In their experiments the team showed how the cells could directly differentiating into primordial germ cells, make intraspecies and interspecies chimeras.

In their intraspecies mouse chimeras, the team injected XPSCs from mice of different coat colours into early mouse embryos and tracked their contributions to development using a fluorescent protein tag. When creating interspecies chimeras, the researchers injected horse XPSCs into early mouse embryos and tracked. In these chimeras, despite the fact that horses have a comparatively long gestational period, the researchers found that the horse cells contributed to organ development.

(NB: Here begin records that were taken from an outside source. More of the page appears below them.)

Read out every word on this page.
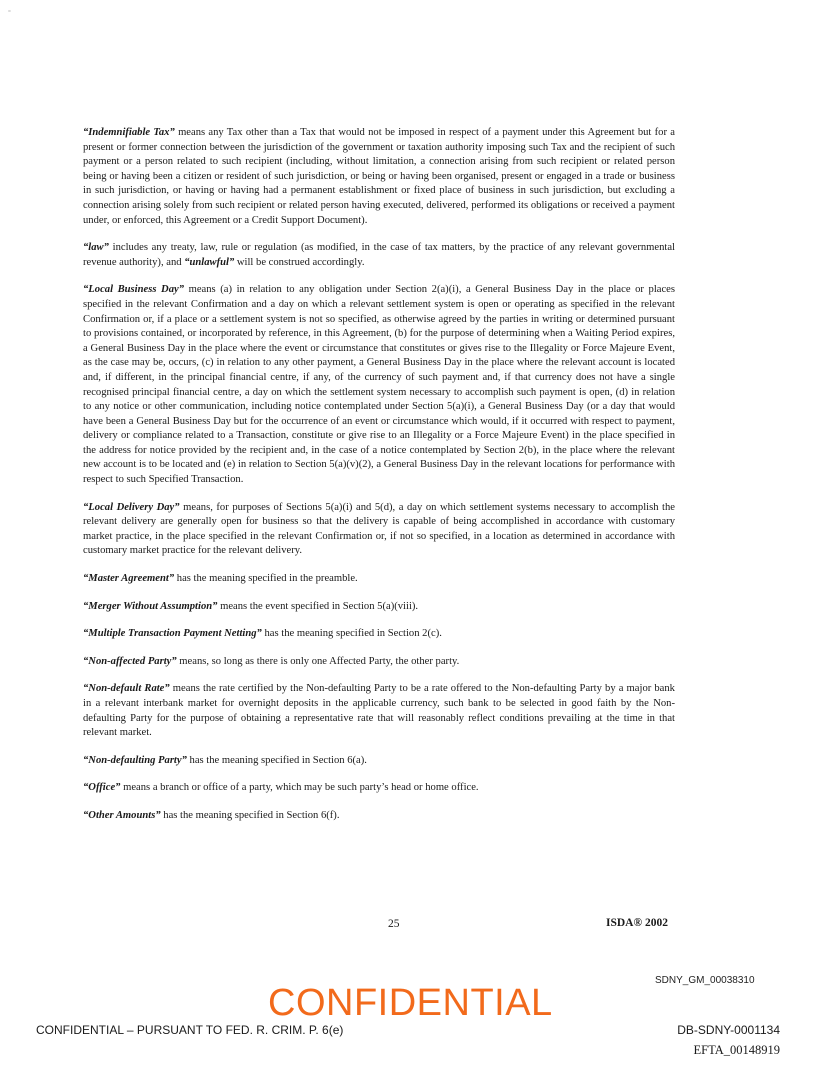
=

“Indemnifiable Tax” means any Tax other than a Tax that would not be imposed in respect of a payment under this Agreement but for a present or former connection between the jurisdiction of the government or taxation authority imposing such Tax and the recipient of such payment or a person related to such recipient (including, without limitation, a connection arising from such recipient or related person being or having been a citizen or resident of such jurisdiction, or being or having been organised, present or engaged in a trade or business in such jurisdiction, or having or having had a permanent establishment or fixed place of business in such jurisdiction, but excluding a connection arising solely from such recipient or related person having executed, delivered, performed its obligations or received a payment under, or enforced, this Agreement or a Credit Support Document).

“law” includes any treaty, law, rule or regulation (as modified, in the case of tax matters, by the practice of any relevant governmental revenue authority), and “unlawful” will be construed accordingly.

“Local Business Day” means (a) in relation to any obligation under Section 2(a)(i), a General Business Day in the place or places specified in the relevant Confirmation and a day on which a relevant settlement system is open or operating as specified in the relevant Confirmation or, if a place or a settlement system is not so specified, as otherwise agreed by the parties in writing or determined pursuant to provisions contained, or incorporated by reference, in this Agreement, (b) for the purpose of determining when a Waiting Period expires, a General Business Day in the place where the event or circumstance that constitutes or gives rise to the Illegality or Force Majeure Event, as the case may be, occurs, (c) in relation to any other payment, a General Business Day in the place where the relevant account is located and, if different, in the principal financial centre, if any, of the currency of such payment and, if that currency does not have a single recognised principal financial centre, a day on which the settlement system necessary to accomplish such payment is open, (d) in relation to any notice or other communication, including notice contemplated under Section 5(a)(i), a General Business Day (or a day that would have been a General Business Day but for the occurrence of an event or circumstance which would, if it occurred with respect to payment, delivery or compliance related to a Transaction, constitute or give rise to an Illegality or a Force Majeure Event) in the place specified in the address for notice provided by the recipient and, in the case of a notice contemplated by Section 2(b), in the place where the relevant new account is to be located and (e) in relation to Section 5(a)(v)(2), a General Business Day in the relevant locations for performance with respect to such Specified Transaction.

“Local Delivery Day” means, for purposes of Sections 5(a)(i) and 5(d), a day on which settlement systems necessary to accomplish the relevant delivery are generally open for business so that the delivery is capable of being accomplished in accordance with customary market practice, in the place specified in the relevant Confirmation or, if not so specified, in a location as determined in accordance with customary market practice for the relevant delivery.

“Master Agreement” has the meaning specified in the preamble.

“Merger Without Assumption” means the event specified in Section 5(a)(viii).

“Multiple Transaction Payment Netting” has the meaning specified in Section 2(c).

“Non-affected Party” means, so long as there is only one Affected Party, the other party.

“Non-default Rate” means the rate certified by the Non-defaulting Party to be a rate offered to the Non-defaulting Party by a major bank in a relevant interbank market for overnight deposits in the applicable currency, such bank to be selected in good faith by the Non-defaulting Party for the purpose of obtaining a representative rate that will reasonably reflect conditions prevailing at the time in that relevant market.

“Non-defaulting Party” has the meaning specified in Section 6(a).

“Office” means a branch or office of a party, which may be such party’s head or home office.

“Other Amounts” has the meaning specified in Section 6(f).

25	ISDA® 2002
SDNY_GM_00038310
CONFIDENTIAL
CONFIDENTIAL – PURSUANT TO FED. R. CRIM. P. 6(e)	DB-SDNY-0001134
EFTA_00148919
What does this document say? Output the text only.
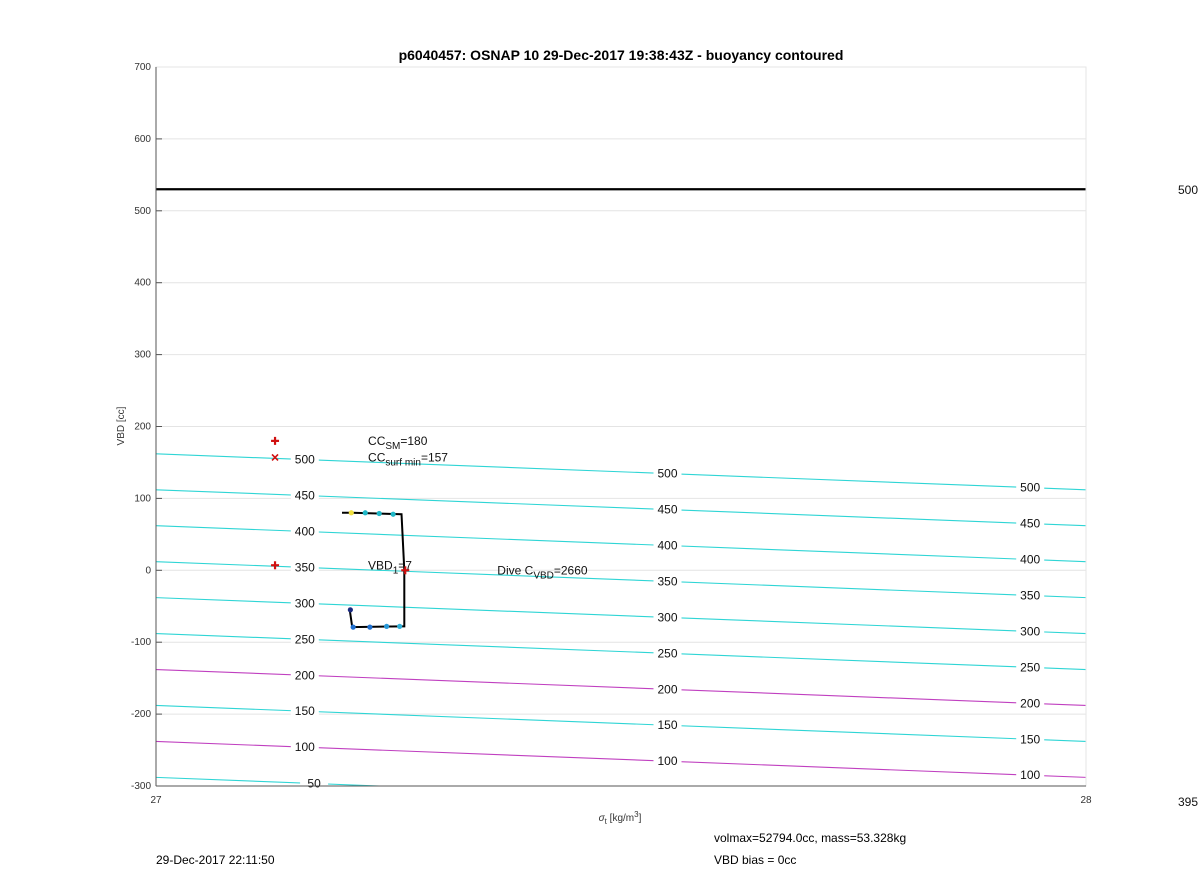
500
500
500
450
450
450
400
400
400
350
350
350
300
300
300
250
250
250
200
200
200
150
150
150
100
100
100
50
700
600
500
400
300
200
100
0
-100
-200
-300
27	28
$CC_{SM}=180$
$CC_{surf min}=157$
$VBD_1=7$	Dive $C_{VBD}=2660$
p6040457: OSNAP 10 29-Dec-2017 19:38:43Z - buoyancy contoured
VBD [cc]
$\sigma_t$ $[kg/m^3]$
500
395
29-Dec-2017 22:11:50
volmax=52794.0cc, mass=53.328kg
VBD bias = 0cc
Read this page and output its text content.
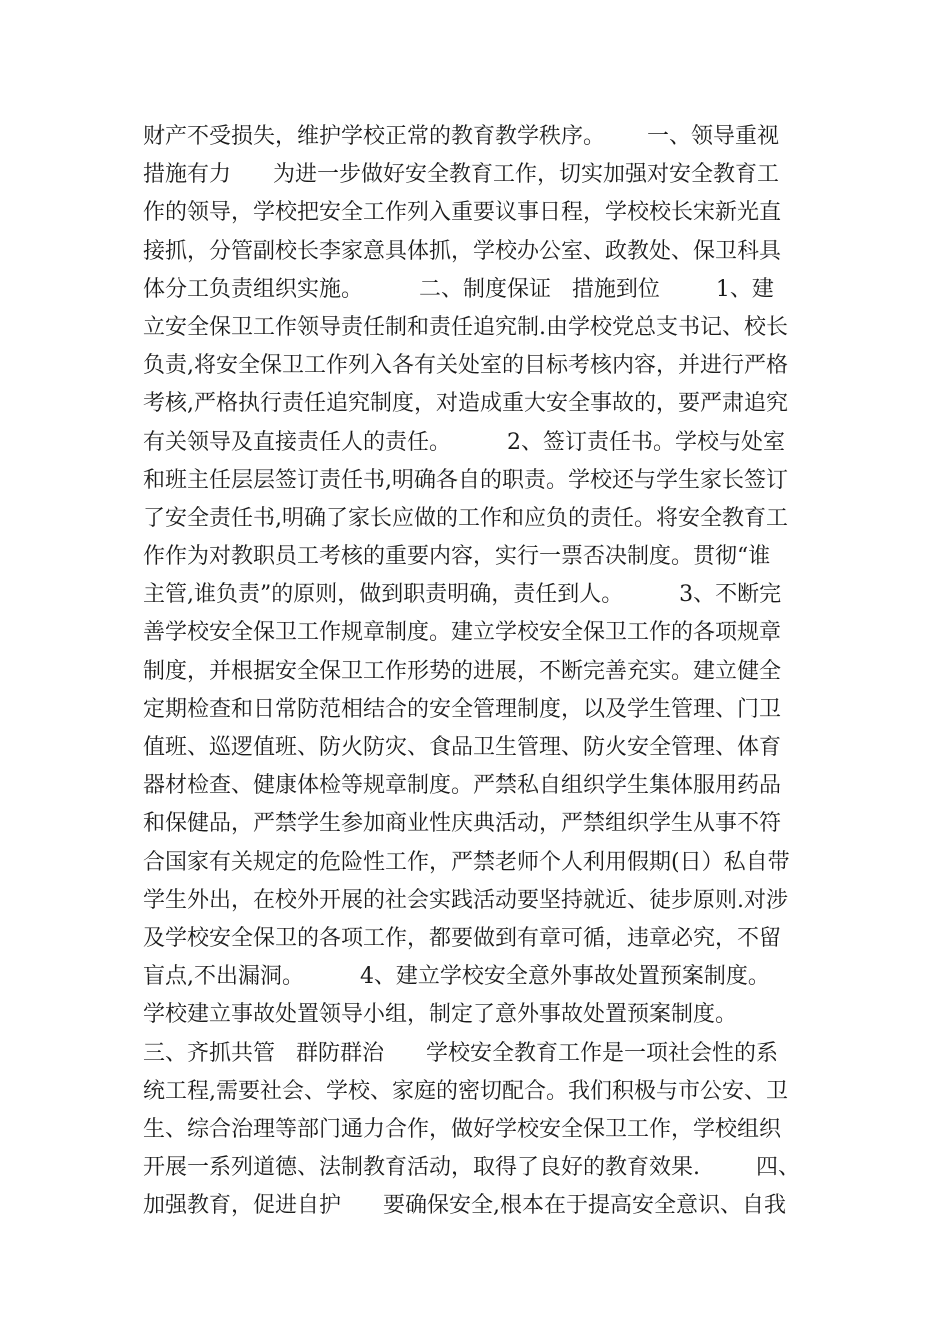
财产不受损失，维护学校正常的教育教学秩序。      一、领导重视
措施有力      为进一步做好安全教育工作，切实加强对安全教育工
作的领导，学校把安全工作列入重要议事日程，学校校长宋新光直
接抓，分管副校长李家意具体抓，学校办公室、政教处、保卫科具
体分工负责组织实施。        二、制度保证   措施到位        1、建
立安全保卫工作领导责任制和责任追究制.由学校党总支书记、校长
负责,将安全保卫工作列入各有关处室的目标考核内容，并进行严格
考核,严格执行责任追究制度，对造成重大安全事故的，要严肃追究
有关领导及直接责任人的责任。        2、签订责任书。学校与处室
和班主任层层签订责任书,明确各自的职责。学校还与学生家长签订
了安全责任书,明确了家长应做的工作和应负的责任。将安全教育工
作作为对教职员工考核的重要内容，实行一票否决制度。贯彻“谁
主管,谁负责”的原则，做到职责明确，责任到人。        3、不断完
善学校安全保卫工作规章制度。建立学校安全保卫工作的各项规章
制度，并根据安全保卫工作形势的进展，不断完善充实。建立健全
定期检查和日常防范相结合的安全管理制度，以及学生管理、门卫
值班、巡逻值班、防火防灾、食品卫生管理、防火安全管理、体育
器材检查、健康体检等规章制度。严禁私自组织学生集体服用药品
和保健品，严禁学生参加商业性庆典活动，严禁组织学生从事不符
合国家有关规定的危险性工作，严禁老师个人利用假期(日）私自带
学生外出，在校外开展的社会实践活动要坚持就近、徒步原则.对涉
及学校安全保卫的各项工作，都要做到有章可循，违章必究，不留
盲点,不出漏洞。        4、建立学校安全意外事故处置预案制度。
学校建立事故处置领导小组，制定了意外事故处置预案制度。
三、齐抓共管   群防群治      学校安全教育工作是一项社会性的系
统工程,需要社会、学校、家庭的密切配合。我们积极与市公安、卫
生、综合治理等部门通力合作，做好学校安全保卫工作，学校组织
开展一系列道德、法制教育活动，取得了良好的教育效果.        四、
加强教育，促进自护      要确保安全,根本在于提高安全意识、自我
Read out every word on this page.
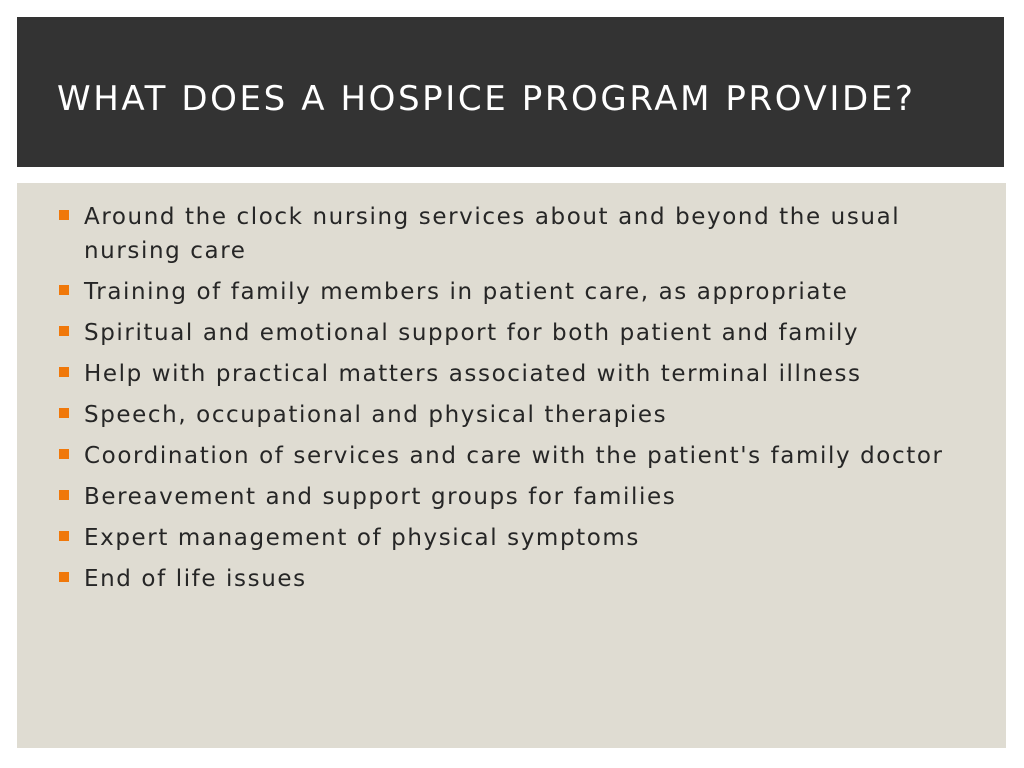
WHAT DOES A HOSPICE PROGRAM PROVIDE?
Around the clock nursing services about and beyond the usual nursing care
Training of family members in patient care, as appropriate
Spiritual and emotional support for both patient and family
Help with practical matters associated with terminal illness
Speech, occupational and physical therapies
Coordination of services and care with the patient's family doctor
Bereavement and support groups for families
Expert management of physical symptoms
End of life issues
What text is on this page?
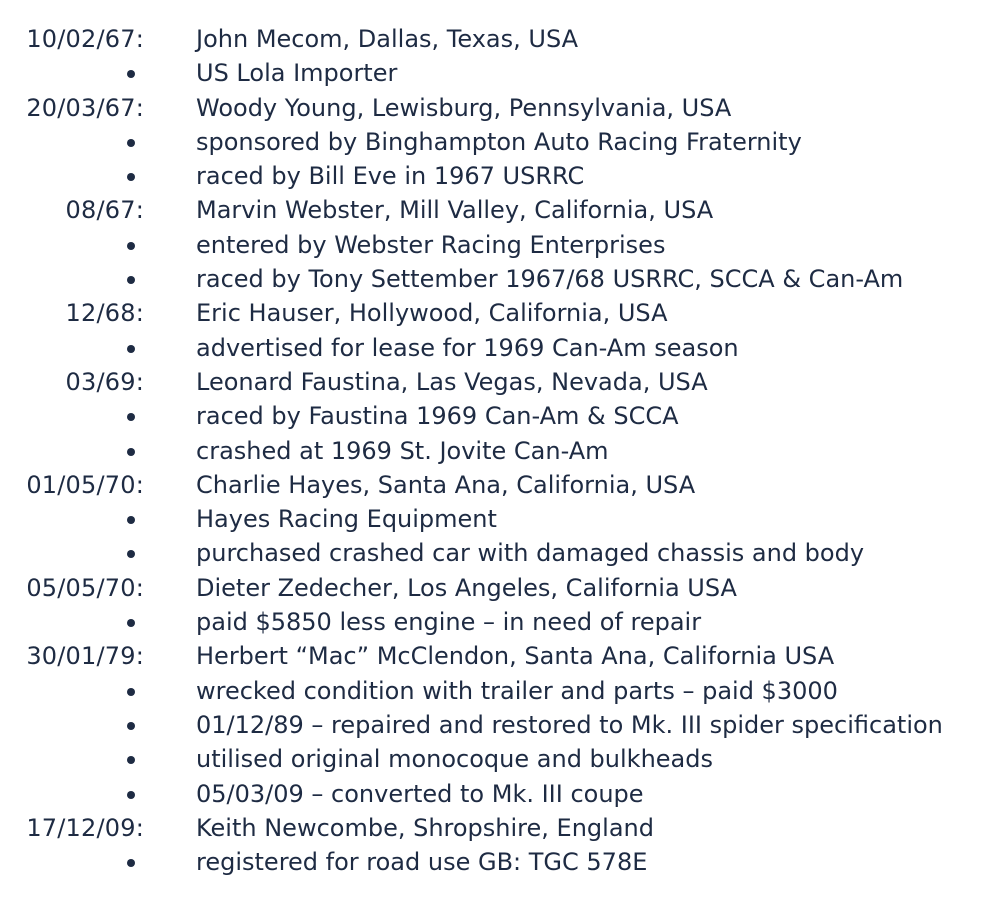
10/02/67: John Mecom, Dallas, Texas, USA
US Lola Importer
20/03/67: Woody Young, Lewisburg, Pennsylvania, USA
sponsored by Binghampton Auto Racing Fraternity
raced by Bill Eve in 1967 USRRC
08/67: Marvin Webster, Mill Valley, California, USA
entered by Webster Racing Enterprises
raced by Tony Settember 1967/68 USRRC, SCCA & Can-Am
12/68: Eric Hauser, Hollywood, California, USA
advertised for lease for 1969 Can-Am season
03/69: Leonard Faustina, Las Vegas, Nevada, USA
raced by Faustina 1969 Can-Am & SCCA
crashed at 1969 St. Jovite Can-Am
01/05/70: Charlie Hayes, Santa Ana, California, USA
Hayes Racing Equipment
purchased crashed car with damaged chassis and body
05/05/70: Dieter Zedecher, Los Angeles, California USA
paid $5850 less engine – in need of repair
30/01/79: Herbert “Mac” McClendon, Santa Ana, California USA
wrecked condition with trailer and parts – paid $3000
01/12/89 – repaired and restored to Mk. III spider specification
utilised original monocoque and bulkheads
05/03/09 – converted to Mk. III coupe
17/12/09: Keith Newcombe, Shropshire, England
registered for road use GB: TGC 578E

Wu stated that these results could eventually lead to an array of advances in both basic and applied research. For example, he said they could learn more about which gene signatures have been conserved through evolution by looking at gene activity in XPSCs from different species and interspecies chimeras. Examining the communication between cells in chimeras may also help scientists identify strategies that could be used to accelerate the development of tissues and organs from stem cells used for transplantation, said Wu. Additionally, using chimera-derived primordial germ cells to create sperm and eggs could aid in preserving endangered animal species and advancing infertility treatments.

“These XPSCs have enormous potential. Our study helps open the door to each of these possibilities,” concluded Wu.